In his example he's using one integer column to hold how a customer wants to be contacted (email,phone,fax,mail). The query for pulling out customers that want to be contacted by email would look like this:
SELECT C.*
FROM dbo.Customers C
,(SELECT 1 AS donotcontact
,2 AS email
,4 AS phone
,8 AS fax
,16 AS mail) AS contacttypes
WHERE ( C.contactmethods & contacttypes.email <> 0 )
AND ( C.contactmethods & contacttypes.donotcontact = 0 )
Afterwards he shows how to encapsulate this in to a table function.
My questions are these:
1. Is this a good idea? Any drawbacks? What problems might I run in to using this approach of storing attributes versus storing them in two extra tables (Customer_ContactType, ContactType) and doing a join with the Customer table? I guess one problem might be if my attribute list gets too long. If the column is an integer then my attribute list could only be at most 32.
2. What is the performance of doing these bitwise operations in queries as you move in to the tens of thousands of records? I'm guessing that it would not be any more expensive than any other comparison operation.
If you wish to filter your query based on the value of any of those bit values, then yes this is a very bad idea, and is likely to cause performance problems.
Besides, there simply isn't any need - just use the bit data type.
The reason why using bitwise operators in this way is a bad idea is that SQL server maintains statistics on various columns in order to improve query performance - for example if you have an email column, SQL server can tell you roughly what percentage of values that email column are true and select an appropriate execution plan based on that knowledge.
If however you have flags column, SQL server will have absolutely no idea how many records in a table match flags & 2 (email) - it doesn't maintain these sorts of indexes. Without this sort of information available to it SQL server is far more likely to choose a poor execution plan.
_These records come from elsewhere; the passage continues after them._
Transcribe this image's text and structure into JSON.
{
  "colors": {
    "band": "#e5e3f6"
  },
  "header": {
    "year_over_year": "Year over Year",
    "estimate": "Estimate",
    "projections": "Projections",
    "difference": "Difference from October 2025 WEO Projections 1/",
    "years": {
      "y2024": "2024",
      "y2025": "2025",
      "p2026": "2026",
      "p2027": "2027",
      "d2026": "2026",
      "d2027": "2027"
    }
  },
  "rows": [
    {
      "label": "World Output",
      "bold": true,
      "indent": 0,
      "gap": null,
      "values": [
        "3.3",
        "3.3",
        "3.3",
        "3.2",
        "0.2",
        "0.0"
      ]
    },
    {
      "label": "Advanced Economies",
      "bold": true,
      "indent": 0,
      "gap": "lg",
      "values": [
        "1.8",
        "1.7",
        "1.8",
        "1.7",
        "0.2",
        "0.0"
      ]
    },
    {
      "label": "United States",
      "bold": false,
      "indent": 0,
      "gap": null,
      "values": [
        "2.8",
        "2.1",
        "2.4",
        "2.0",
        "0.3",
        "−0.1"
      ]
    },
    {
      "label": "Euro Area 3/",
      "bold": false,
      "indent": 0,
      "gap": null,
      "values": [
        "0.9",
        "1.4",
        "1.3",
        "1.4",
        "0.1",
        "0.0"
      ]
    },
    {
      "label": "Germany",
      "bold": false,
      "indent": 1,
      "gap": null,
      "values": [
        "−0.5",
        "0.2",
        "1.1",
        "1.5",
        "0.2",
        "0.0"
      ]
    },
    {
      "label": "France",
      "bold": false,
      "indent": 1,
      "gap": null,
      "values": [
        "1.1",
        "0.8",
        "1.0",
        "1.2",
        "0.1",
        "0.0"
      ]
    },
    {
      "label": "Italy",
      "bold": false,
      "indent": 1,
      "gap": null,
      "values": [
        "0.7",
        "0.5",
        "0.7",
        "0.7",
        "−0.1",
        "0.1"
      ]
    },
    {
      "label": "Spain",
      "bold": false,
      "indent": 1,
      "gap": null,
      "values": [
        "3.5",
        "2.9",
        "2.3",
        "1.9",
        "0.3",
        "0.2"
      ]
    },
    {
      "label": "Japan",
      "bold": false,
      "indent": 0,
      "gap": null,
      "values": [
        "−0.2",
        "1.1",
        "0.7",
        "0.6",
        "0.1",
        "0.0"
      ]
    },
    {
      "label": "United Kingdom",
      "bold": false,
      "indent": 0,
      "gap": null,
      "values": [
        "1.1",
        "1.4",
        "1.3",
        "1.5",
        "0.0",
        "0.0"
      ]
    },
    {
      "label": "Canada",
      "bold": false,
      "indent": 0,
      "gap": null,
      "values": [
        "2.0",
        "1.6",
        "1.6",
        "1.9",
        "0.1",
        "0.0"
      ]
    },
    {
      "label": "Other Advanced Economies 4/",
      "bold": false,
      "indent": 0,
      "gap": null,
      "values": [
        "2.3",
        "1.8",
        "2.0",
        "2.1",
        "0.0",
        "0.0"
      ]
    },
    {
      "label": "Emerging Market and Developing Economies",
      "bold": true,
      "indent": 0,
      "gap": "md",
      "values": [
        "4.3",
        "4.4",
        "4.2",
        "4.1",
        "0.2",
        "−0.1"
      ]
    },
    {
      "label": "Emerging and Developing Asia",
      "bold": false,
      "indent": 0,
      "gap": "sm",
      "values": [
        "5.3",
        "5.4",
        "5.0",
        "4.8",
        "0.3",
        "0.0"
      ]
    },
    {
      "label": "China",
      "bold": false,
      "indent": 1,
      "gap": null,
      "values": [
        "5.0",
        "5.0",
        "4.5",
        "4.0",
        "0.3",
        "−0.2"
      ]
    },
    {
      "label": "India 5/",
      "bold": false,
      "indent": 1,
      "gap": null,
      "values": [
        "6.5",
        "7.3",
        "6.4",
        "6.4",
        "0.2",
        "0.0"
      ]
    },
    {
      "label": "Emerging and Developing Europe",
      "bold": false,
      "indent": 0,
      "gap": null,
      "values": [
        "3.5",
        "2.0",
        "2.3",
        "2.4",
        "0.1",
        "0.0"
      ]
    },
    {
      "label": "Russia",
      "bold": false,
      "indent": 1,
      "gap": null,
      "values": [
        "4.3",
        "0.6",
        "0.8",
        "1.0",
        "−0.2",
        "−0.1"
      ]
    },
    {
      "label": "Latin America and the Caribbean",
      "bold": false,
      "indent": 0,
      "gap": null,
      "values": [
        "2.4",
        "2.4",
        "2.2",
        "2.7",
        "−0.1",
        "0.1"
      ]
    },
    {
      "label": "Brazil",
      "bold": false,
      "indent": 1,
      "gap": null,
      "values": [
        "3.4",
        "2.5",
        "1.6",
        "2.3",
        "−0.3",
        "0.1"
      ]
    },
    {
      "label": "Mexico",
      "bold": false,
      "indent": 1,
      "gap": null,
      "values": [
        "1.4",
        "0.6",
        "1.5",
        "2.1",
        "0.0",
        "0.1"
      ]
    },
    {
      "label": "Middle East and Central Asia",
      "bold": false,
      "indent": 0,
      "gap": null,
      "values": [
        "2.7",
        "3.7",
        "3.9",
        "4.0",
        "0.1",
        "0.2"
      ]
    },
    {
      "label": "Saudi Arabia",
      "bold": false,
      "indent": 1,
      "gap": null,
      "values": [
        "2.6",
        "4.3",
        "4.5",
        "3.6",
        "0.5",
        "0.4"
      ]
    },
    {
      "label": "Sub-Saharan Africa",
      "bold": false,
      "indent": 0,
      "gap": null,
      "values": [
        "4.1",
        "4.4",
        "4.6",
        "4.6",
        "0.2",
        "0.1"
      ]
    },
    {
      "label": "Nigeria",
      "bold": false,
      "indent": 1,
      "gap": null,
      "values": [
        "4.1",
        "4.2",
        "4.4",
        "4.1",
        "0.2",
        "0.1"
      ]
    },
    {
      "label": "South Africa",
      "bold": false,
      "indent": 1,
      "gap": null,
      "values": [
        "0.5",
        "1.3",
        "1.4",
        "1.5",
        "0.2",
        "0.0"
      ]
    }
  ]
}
And don't forget the maintenance problems using this technique would cause. As it is not standard, all new devs will probably be confused by the code and not know how to adjust it properly. Errors will abound and be hard to find. It is also hard to do reporting type queries from. This sort of trick stuff is almost never a good idea from a maintenance perspective. It might look cool and elegant, but all it really is - is clunky and hard to work with over time.
One major performance implication is that there will not be a lookup operator for indexes that works in this way. If you said WHERE contact_email=1 there might be an index on that column and the query would use it; if you said WHERE (contact_flags & 1)=1 then it wouldn't.
** One column stores one piece of information only - it's the database way. **
(Didnt see - Kragen's answer also states this point, way before mine)
In opposite order: The best way to know what your performance is going to be is to profile.
This is, most definately, an "It Depends" question. I personally would never store such things as integers. For one thing, as you mention, there's the conversion factor. For another, at some point you or some other DBA, or someone is going to have to type:
Select CustomerName, CustomerAddress, ContactMethods, [etc]
From Customer
Where CustomerId = xxxxx
because some data has become corrupt, or because someone entered the wrong data, or something. Having to do a join and/or a function call just to get at that basic information is way more trouble than it's worth, IMO.
Others, however, will probably point to the diversity of your options, or the ability to store multiple value types (email, vs phone, vs fax, whatever) all in the same column, or some other advantage to this approach. So you would really need to look at the problem you're attempting to solve and determine which approach is the best fit.